El impacto de la Declaración ha sido enorme. Hoy, sus principios han sido incorporados en las constituciones y leyes de más de 90 países. Desde su aprobación Naciones Unidas y sus órganos asociados han avanzado en la construcción de un derecho internacional de los derechos humanos a través de diversos tratados internacionales sobre materias específicas – tales como el Pacto Internacional de Derechos Civiles y Políticos y el de Derechos Económicos, Sociales y Culturales, el relativo a la discriminación y el referido a la tortura – o para sectores que se encuentran en situación de vulnerabilidad – como las mujeres, los niños y los pueblos indígenas—.
Igualmente importante, es que a través de este desarrollo se ha ido incorporando al concepto de derechos humanos un conjunto de derechos de carácter colectivo, entre ellos, el derecho a la libre determinación de los pueblos, el derecho al desarrollo, el derecho a la paz.
Mecanismos internacionales y regionales, incluyendo varios Comités, la Oficina del Alto Comisionado de las Naciones Unidas para los Derechos Humanos y el Consejo de Derechos Humanos, han sido establecidos para monitorear, promover y proteger estos derechos. Más recientemente Naciones Unidas ha establecido una Corte Penal Internacional, que constituye un tribunal de justicia permanente para el juzgamiento de los crímenes de genocidio, de guerra y de lesa humanidad.
La Declaración de la ONU ha sido entonces la base de lo que algunos analistas han llamado, la “otra globalización”, aquella que no está relacionada con los mercados, las comunicaciones, o la informática, sino con la construcción de un derecho supra estatal de los derechos humanos, a través del cual éstos se hacen vigentes y exigibles en todos los rincones del planeta.

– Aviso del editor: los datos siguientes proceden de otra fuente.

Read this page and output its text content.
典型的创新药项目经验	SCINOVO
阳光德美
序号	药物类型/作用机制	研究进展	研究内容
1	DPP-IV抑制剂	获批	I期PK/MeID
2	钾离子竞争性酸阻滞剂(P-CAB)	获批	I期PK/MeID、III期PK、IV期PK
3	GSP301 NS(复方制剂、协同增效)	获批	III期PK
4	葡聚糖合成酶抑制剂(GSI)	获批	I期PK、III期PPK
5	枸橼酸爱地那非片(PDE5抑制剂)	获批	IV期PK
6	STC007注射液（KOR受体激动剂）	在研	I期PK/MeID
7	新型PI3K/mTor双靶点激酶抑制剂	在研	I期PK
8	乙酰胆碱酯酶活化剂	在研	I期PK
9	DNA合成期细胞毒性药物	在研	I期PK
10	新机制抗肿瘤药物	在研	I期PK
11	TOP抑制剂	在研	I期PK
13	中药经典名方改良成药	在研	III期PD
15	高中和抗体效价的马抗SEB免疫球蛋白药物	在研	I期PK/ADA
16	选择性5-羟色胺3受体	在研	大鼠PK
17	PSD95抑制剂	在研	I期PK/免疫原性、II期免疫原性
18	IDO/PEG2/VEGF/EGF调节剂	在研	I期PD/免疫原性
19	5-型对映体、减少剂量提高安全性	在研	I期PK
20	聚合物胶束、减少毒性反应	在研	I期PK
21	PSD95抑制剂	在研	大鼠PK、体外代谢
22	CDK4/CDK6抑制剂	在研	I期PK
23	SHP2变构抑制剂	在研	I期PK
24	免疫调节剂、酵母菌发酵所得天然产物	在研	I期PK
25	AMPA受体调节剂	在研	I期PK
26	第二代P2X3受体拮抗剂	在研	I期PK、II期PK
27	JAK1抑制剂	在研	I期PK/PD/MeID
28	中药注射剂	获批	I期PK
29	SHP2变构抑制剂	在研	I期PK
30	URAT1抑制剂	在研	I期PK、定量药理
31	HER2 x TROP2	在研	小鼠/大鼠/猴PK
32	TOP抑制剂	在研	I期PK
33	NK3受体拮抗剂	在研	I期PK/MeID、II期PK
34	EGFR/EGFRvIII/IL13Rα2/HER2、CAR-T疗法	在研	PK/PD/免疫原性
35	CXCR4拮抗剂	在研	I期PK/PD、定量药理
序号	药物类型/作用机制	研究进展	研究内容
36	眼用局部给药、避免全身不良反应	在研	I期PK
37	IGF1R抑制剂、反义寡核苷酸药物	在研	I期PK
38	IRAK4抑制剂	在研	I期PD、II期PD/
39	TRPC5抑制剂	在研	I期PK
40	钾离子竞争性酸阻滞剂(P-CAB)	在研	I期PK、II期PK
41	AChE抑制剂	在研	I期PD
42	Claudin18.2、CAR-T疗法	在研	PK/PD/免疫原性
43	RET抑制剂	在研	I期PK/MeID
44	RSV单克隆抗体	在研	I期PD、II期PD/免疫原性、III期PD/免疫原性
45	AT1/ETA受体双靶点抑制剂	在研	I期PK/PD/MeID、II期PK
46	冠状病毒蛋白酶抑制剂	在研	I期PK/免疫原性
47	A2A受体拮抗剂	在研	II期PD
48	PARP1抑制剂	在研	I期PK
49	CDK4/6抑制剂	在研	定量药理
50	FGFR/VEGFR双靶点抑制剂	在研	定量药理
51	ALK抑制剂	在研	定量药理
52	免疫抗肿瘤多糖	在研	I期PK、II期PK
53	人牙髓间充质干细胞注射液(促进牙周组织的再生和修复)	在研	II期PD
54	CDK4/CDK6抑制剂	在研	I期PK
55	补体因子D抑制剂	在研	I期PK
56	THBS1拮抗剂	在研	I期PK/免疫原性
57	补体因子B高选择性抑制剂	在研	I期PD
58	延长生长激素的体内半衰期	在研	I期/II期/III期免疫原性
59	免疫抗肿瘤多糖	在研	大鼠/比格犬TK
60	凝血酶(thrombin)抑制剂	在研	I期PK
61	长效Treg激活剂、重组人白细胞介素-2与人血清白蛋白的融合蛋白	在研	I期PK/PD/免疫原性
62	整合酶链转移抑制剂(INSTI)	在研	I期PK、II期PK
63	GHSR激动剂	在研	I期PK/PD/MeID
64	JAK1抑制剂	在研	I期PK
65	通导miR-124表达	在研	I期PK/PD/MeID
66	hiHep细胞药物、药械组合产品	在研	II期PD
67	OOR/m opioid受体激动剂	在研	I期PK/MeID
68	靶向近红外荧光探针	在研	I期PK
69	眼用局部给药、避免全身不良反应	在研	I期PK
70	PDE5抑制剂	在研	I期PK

Por lo mismo, a 60 años de su redacción, la Declaración plantea desafíos no menores para un Estado como el chileno, que se percibe asimismo como uno de los más globalizados de la región, pero cuyos déficits a la luz de los principios en ella contenidos son sustanciales.
Tras 18 años desde el término de la dictadura, Chile vive en un contexto de grave desprotección de los derechos humanos, incluyendo aquellos establecidos en la Declaración Universal. En el plano jurídico, sigue vigente la Constitución Política de 1980, la que a pesar de las reformas introducidas, sigue limitando de muchas formas su reconocimiento y ejercicio. Tal Constitución, con el sistema electoral binominal que instituye y los elevados quórums requeridos para su reforma, ha generado un cuadro de fuerte exclusión política, caracterizado por la ausencia de representación de importantes sectores en el Congreso Nacional, y por bajísimos niveles de participación electoral, en particular entre los más jóvenes.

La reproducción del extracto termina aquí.